Hat dieses Umdenken bereits stattgefunden?
Hinsichtlich Nachhaltigkeit ja, wenn auch nicht überall. Vor zehn Jahren waren nachhaltige Anlagen vor allem ethisch oder ideologisch motiviert. Heute sind es institutionelle Investoren mit ihrem klaren Fokus auf eine langfristig risikoadjustierte Anlageperformance, die sich für nachhaltige Anlagestrategien interessieren. Diese Betrachtungsweise hat sich über die letzten Jahre weiter etabliert, was wiederum eine fundamentale Umschichtung von Kapital in Gang setzte. Weltweit beobachten wir ein enorm starkes Wachstum nachhaltiger Anlagen, das per Ende letzten Jahres zu rund 3,6 Billionen Schweizer Franken investiertem Kapital in dediziert nachhaltigen Anlagestrategien geführt hat.
Wie nehmen Sie den Finanzplatz Liechtenstein wahr?
Ich nehme den Finanzplatz als innovativ, flexibel, dynamisch und offen wahr.

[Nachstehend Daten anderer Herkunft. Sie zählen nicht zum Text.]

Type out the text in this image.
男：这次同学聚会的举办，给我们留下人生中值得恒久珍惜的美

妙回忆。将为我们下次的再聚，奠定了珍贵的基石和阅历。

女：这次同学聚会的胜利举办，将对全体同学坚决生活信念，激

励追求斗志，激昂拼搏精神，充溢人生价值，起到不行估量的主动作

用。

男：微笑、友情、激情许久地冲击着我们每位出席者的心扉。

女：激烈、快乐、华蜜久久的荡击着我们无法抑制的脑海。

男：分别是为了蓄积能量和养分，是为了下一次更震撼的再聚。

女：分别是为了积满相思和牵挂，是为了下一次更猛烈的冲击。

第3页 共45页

Zwar kleiner als der Schweizer Finanzplatz, aber wesentlich stärker mit Europa verbunden. Dazu möchte ich ergänzen, dass ich persönlich immer gerne in Liechtenstein bin.
BlackRock ist bislang nicht in Liechtenstein vertreten. Wie könnte sich dies ändern?
Das stimmt so nicht ganz. Wir haben zwar kein physisches Büro in Lichtenstein, pflegen aber einen ständigen Austausch mit vielen Kunden und Partnern in Liechtenstein. Ich erinnere mich beispielsweise auch daran, dass meine Kollegen bei BlackRock neulich an der Uni Liechtenstein zu BlackRocks Nachhaltigkeitsstrategie referiert haben. Und natürlich freue ich mich auf spannende Gespräche am Finance Forum Liechtenstein 2022.